Суд и в самом деле состоялся через двенадцать дней. Уже накануне в городе творилось до такой степени черт-те что, что Батя издал распоряжение об усиленном варианте несения милицейской службы и запросил вдобавок у области два взвода дополнительных патрулей. Особым пунктом распоряжения Батя повелел нам во что бы то ни стало в целях обеспечения правопорядка на подведомственной территории изыскать законную возможность упечь на время судебного разбирательства в кутузку городского правозащитника Васю Убогого со товарищи. Таковая возможность, само собою, была в тот же день изыскана, и Васю Убогого с компанией, несмотря на их протесты и угрозы дойти с жалобами аж до самого Амстердама, упекли…

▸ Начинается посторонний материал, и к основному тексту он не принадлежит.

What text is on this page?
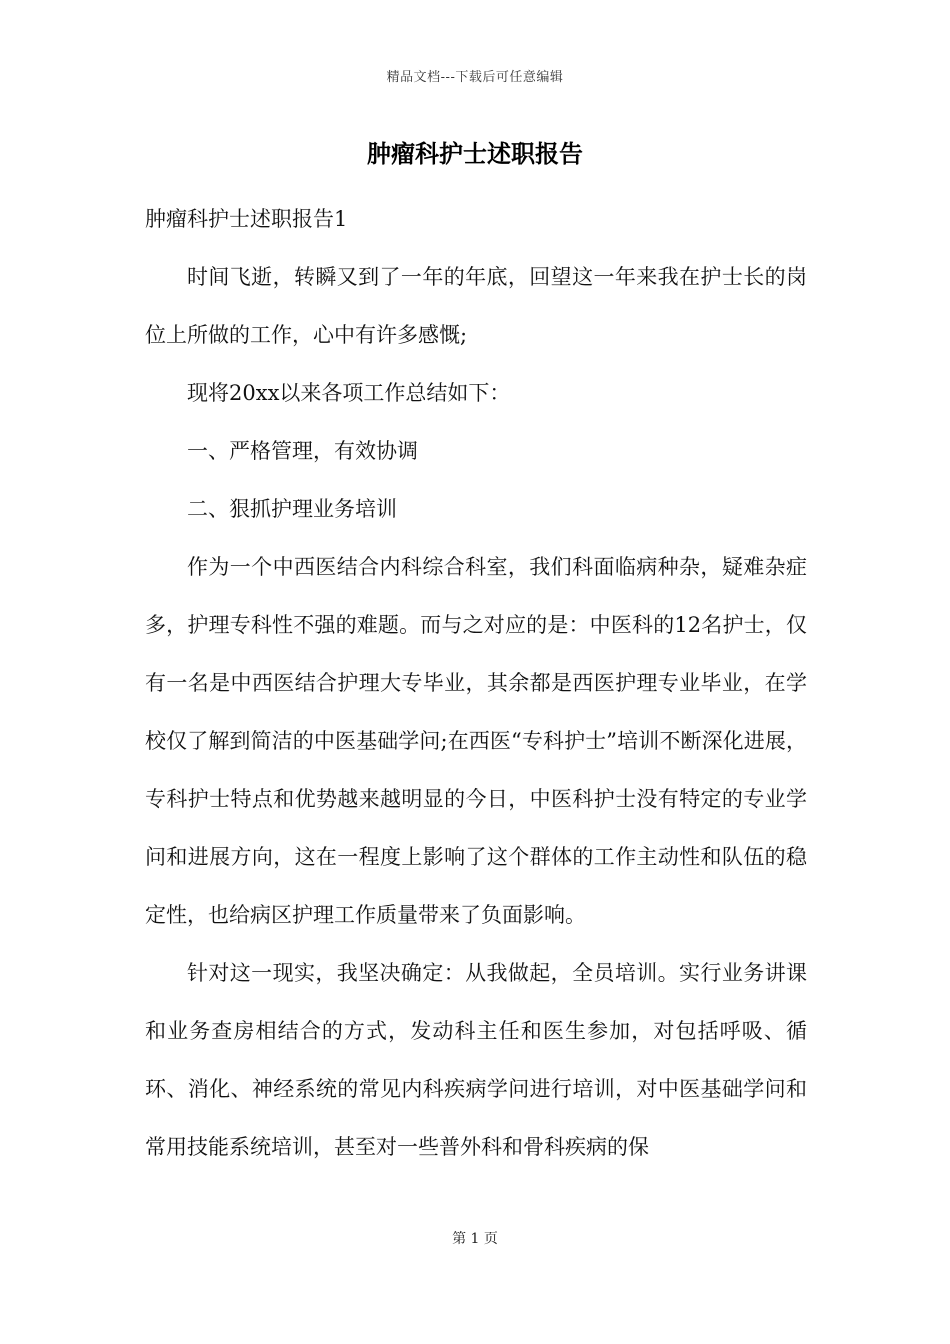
精品文档---下载后可任意编辑
肿瘤科护士述职报告

肿瘤科护士述职报告1

时间飞逝，转瞬又到了一年的年底，回望这一年来我在护士长的岗位上所做的工作，心中有许多感慨;

现将20xx以来各项工作总结如下：

一、严格管理，有效协调

二、狠抓护理业务培训

作为一个中西医结合内科综合科室，我们科面临病种杂，疑难杂症多，护理专科性不强的难题。而与之对应的是：中医科的12名护士，仅有一名是中西医结合护理大专毕业，其余都是西医护理专业毕业，在学校仅了解到简洁的中医基础学问;在西医“专科护士”培训不断深化进展，专科护士特点和优势越来越明显的今日，中医科护士没有特定的专业学问和进展方向，这在一程度上影响了这个群体的工作主动性和队伍的稳定性，也给病区护理工作质量带来了负面影响。

针对这一现实，我坚决确定：从我做起，全员培训。实行业务讲课和业务查房相结合的方式，发动科主任和医生参加，对包括呼吸、循环、消化、神经系统的常见内科疾病学问进行培训，对中医基础学问和常用技能系统培训，甚至对一些普外科和骨科疾病的保

第 1 页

К моменту начала судебного заседания убогий судебный залишко едва не взяли штурмом, и, вероятно, таки взяли бы, если бы не Батя. Облаченный в каску, бронежилет и с автоматом, Батя подобно карающему богу возвышался на пороге судебного зальчика и одним своим монументальным присутствием остужал многие горячие головы. Следует сказать, что едва ли не половину судебного зала занимали репортеры: и местные, и областные, и московские, и черт его знает, откуда еще…

Я в этом представлении играл роль свидетеля, и поэтому в зал попал не сразу, а лишь тогда, когда меня вызвали. Войдя в зал, я первым делом взглянул на клетку, где находился подсудимый — карлик-убийца Витька Кольцов. Я взглянул — и до боли закусил губы… Маленькое, сутулое, поникшее существо сидело на скамейке и немигающе смотрело в пол. «А душа у него — как цветочек полевой: нежная-нежная»… — вдруг вспомнилось мне, и я тотчас же почувствовал соленую влагу во рту…

Я почти не помню, какие вопросы задавал мне судья и какие я на них давал ответы. Закончив отвечать, я протиснулся сквозь публику, разыскал мою Ксюшеньку (ее вызвали держать ответ раньше моего), и мы, прижатые к стене, молча стали наблюдать за окончанием действа.

— Может быть, уйдем? — то и дело спрашивала жена, внимательно наблюдая за мною. — Лицо у тебя, знаешь ли…

— А что — лицо? — рассеянно отвечал я. — Лицо как лицо… обыкновенное… как всегда.